12/7/13

madrobins: It's a meatloaf.  Dressed up like a bunny.  (citibit)
About four months ago my company's on-site IT guy left to join his wife (who was living in another city).  Our tech needs are complex, since we not only have to be able to do what we have to do (that means Macs and Mac OS for the editorial, marketing, and art departments, of which I am one, and PCs and Windows for the financial and sales folk).  Our e-mail is handled through our parent company's servers and network (parent company is in New York.  We are in San Francisco.  Cue the merriment).  The last IT guy set things up in ways that made considerable sense to him and not so much sense to the IT department in NY.  Most of the time all this stuff happens below my technological radar; yesterday it blew up.

Microsoft Office told me repeatedly that the network wanted permission to use the MS settings of a colleague who left last month.  I kept saying No, thank you.  I said it as politely as the "Deny" button would let me do so.
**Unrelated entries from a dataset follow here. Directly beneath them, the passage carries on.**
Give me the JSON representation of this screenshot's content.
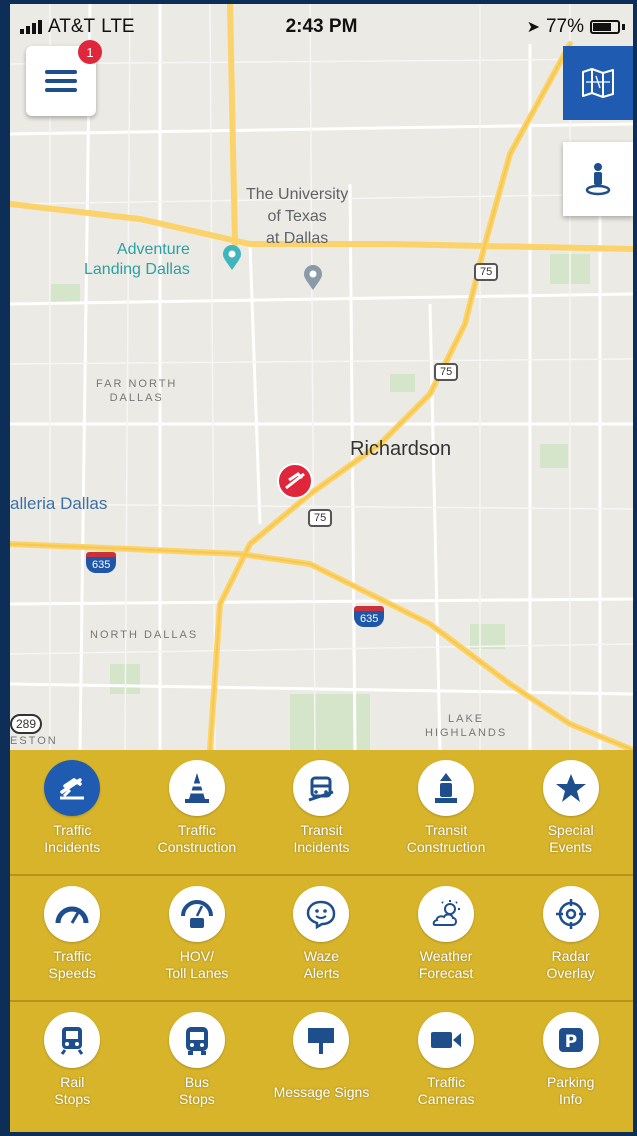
{
  "status_bar": {
    "carrier": "AT&T",
    "network": "LTE",
    "time": "2:43 PM",
    "battery": "77%",
    "battery_level": 0.77
  },
  "menu": {
    "badge_count": "1"
  },
  "map": {
    "labels": {
      "university": "The University\nof Texas\nat Dallas",
      "adventure": "Adventure\nLanding Dallas",
      "far_north_dallas": "FAR NORTH\nDALLAS",
      "richardson": "Richardson",
      "galleria": "alleria Dallas",
      "north_dallas": "NORTH DALLAS",
      "lake_highlands": "LAKE\nHIGHLANDS",
      "preston": "ESTON"
    },
    "shields": {
      "us75_a": "75",
      "us75_b": "75",
      "us75_c": "75",
      "i635_a": "635",
      "i635_b": "635",
      "sh289": "289"
    }
  },
  "tray": {
    "rows": [
      [
        {
          "label": "Traffic\nIncidents",
          "icon": "traffic-incident-icon"
        },
        {
          "label": "Traffic\nConstruction",
          "icon": "traffic-cone-icon"
        },
        {
          "label": "Transit\nIncidents",
          "icon": "transit-incident-icon"
        },
        {
          "label": "Transit\nConstruction",
          "icon": "transit-construction-icon"
        },
        {
          "label": "Special\nEvents",
          "icon": "star-icon"
        }
      ],
      [
        {
          "label": "Traffic\nSpeeds",
          "icon": "speedometer-icon"
        },
        {
          "label": "HOV/\nToll Lanes",
          "icon": "hov-gauge-icon"
        },
        {
          "label": "Waze\nAlerts",
          "icon": "waze-icon"
        },
        {
          "label": "Weather\nForecast",
          "icon": "weather-icon"
        },
        {
          "label": "Radar\nOverlay",
          "icon": "radar-icon"
        }
      ],
      [
        {
          "label": "Rail\nStops",
          "icon": "rail-icon"
        },
        {
          "label": "Bus\nStops",
          "icon": "bus-icon"
        },
        {
          "label": "Message Signs",
          "icon": "message-sign-icon"
        },
        {
          "label": "Traffic\nCameras",
          "icon": "camera-icon"
        },
        {
          "label": "Parking\nInfo",
          "icon": "parking-icon"
        }
      ]
    ]
  },
  "colors": {
    "brand_blue": "#1f5bb0",
    "tray_gold": "#d7b42a",
    "incident_red": "#e0263a"
  }
}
Finally, Outlook stopped talking to me altogether.  I sighed and called in the new IT guy.

24 hours later, the new IT guy and I got to know each other very well, bonding over our abject inability to get Word (and later the network) to recognize me.  New IT guy reinstalled the Office Suite two or three times.  Office was happy to recognize my settings for Word and Excel (for a while, anyway).  But Outlook insisted, over and over and over again, that I was not an authentic user.

New IT guy and the entire massed splendor of the NY IT office discussed and discussed and remoted in and tried repeatedly to figure out what had happened.  Their only conclusion: my path is corrupt.  All my data must be backed off, and the entire system rebuilt.  On Monday.  I hope the entire of the IT team has a relaxing weekend.  They have earned it.